Four games to decide a coach's future
Michael Gleeson | April 4, 2009
TERRY Wallace arrived at Federation Square just as the thunder rumbled past, before the forgotten rains fell. He walked into the foyer at Zinc as Kevin Bartlett, the repatriated legend, arrived and the pair stopped to chat and pose for a photo.
Tony Jewell and son Nick, fresh from winning the Sheffield Shield, entered moments later. More photos. Francis Bourke was already seated inside. Tiger coaches all, they have walked Wallace's week before.
The Tommy Hafey Club, gathered to induct the 1980 premiership team, settled for lunch and, with Bartlett's good humour, embrace the club's albeit distant successes and praise the worthy.
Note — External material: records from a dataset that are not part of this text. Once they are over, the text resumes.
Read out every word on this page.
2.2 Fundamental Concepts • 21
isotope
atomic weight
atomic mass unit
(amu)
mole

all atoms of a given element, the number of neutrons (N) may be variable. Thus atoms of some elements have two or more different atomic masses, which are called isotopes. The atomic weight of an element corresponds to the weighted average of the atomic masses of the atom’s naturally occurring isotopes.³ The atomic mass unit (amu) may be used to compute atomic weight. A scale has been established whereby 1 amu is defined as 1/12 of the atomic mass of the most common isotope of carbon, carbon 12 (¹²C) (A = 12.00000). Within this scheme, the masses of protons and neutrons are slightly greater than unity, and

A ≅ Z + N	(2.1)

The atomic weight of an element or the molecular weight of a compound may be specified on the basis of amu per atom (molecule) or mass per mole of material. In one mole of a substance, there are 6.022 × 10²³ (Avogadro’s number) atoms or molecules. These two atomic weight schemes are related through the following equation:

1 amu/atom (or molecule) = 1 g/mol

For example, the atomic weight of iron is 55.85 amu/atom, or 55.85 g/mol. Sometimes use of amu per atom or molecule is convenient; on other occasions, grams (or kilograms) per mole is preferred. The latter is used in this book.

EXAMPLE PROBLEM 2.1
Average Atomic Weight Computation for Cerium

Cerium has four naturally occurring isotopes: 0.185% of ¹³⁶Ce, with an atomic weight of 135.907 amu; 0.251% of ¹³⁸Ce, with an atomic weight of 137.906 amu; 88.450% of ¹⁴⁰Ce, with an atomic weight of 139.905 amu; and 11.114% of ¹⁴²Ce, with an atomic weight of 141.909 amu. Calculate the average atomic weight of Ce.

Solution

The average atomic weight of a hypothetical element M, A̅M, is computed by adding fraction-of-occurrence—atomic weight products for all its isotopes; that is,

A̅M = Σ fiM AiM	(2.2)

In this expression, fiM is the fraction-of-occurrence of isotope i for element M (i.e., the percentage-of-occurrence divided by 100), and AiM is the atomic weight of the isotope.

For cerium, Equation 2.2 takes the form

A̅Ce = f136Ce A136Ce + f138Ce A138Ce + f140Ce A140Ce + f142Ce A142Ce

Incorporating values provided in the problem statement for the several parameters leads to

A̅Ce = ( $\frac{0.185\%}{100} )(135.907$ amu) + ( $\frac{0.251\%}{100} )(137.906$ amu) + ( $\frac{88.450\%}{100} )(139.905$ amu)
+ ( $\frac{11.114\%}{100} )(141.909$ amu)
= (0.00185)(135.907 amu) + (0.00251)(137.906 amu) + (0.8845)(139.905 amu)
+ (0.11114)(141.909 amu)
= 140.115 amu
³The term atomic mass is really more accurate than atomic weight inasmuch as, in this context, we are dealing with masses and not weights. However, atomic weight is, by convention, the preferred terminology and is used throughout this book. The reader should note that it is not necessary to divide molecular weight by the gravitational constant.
This was the ultimate Tigers' Den: three sacked coaches were among the number, at the very least three club legends — Bartlett, Bourke and Hafey — and revered figures such as Michael Roach and Dale Weightman sat before Wallace as he ventured forth to speak. It was a tough room.
"What a week to come to this function. A premiership function of all things," he began.
How do you explain the inexplicably bad? How do you reinflate the pricked balloon of expectation when the prick is Carlton? How do you plead for patience when 28 fruitless years have passed? By stating the obvious: it was round one.
The coach being in the final year of his contract adds to the undercurrent of restlessness about the result of the first game, especially at a notoriously restless club, but the inescapable fact was still that only one game had been lost.
Wallace then boldly offered his own deadline on judgement day and sought for his team to be judged in four games' time. He knows that the judgement will be about him, not some half-back flanker.
It was a courageous move, but also a realistic one, for he knows that whether he puts the one-month deadline out there or not, he will be judged in that time.
The games ahead — Geelong, the Western Bulldogs, Melbourne and North Melbourne — are indeed a testing bracket of matches to be measured against. But judgement, doubtless, should be made on competitiveness, not results.
As a top-eight hopeful but an unlikely top-four side, the next two games against premiership contenders most likely will result in losses, but it will be the size of the losses and the type of team that turns out that will be critical.
Similarly, as a top-eight contender, Richmond should easily account for Melbourne. Scrape home narrowly and questions remain; win convincingly and the Tigers have at least done what they ought.
Which leaves North Melbourne — a finalist last year but fancied by few this year — as the game to shape a season.
"You can't judge them on one game," Tony Jewell said. "I think Terry was right that the next three or four games will tell. I thought he was very brave even saying it. If Melbourne get away with us, the whole world will come down on him but they (Richmond) finished the season well (last year) and we have to judge him on what happens for the rest of the year really, don't we?
"I mean, sitting watching it I was like the rest of the crowd — I was furious, I was filthy. I left early and I came by train and people on the station started getting into me. I was copping it just being a Richmond person, but when you cool down it is a silly reaction to the first game of the year."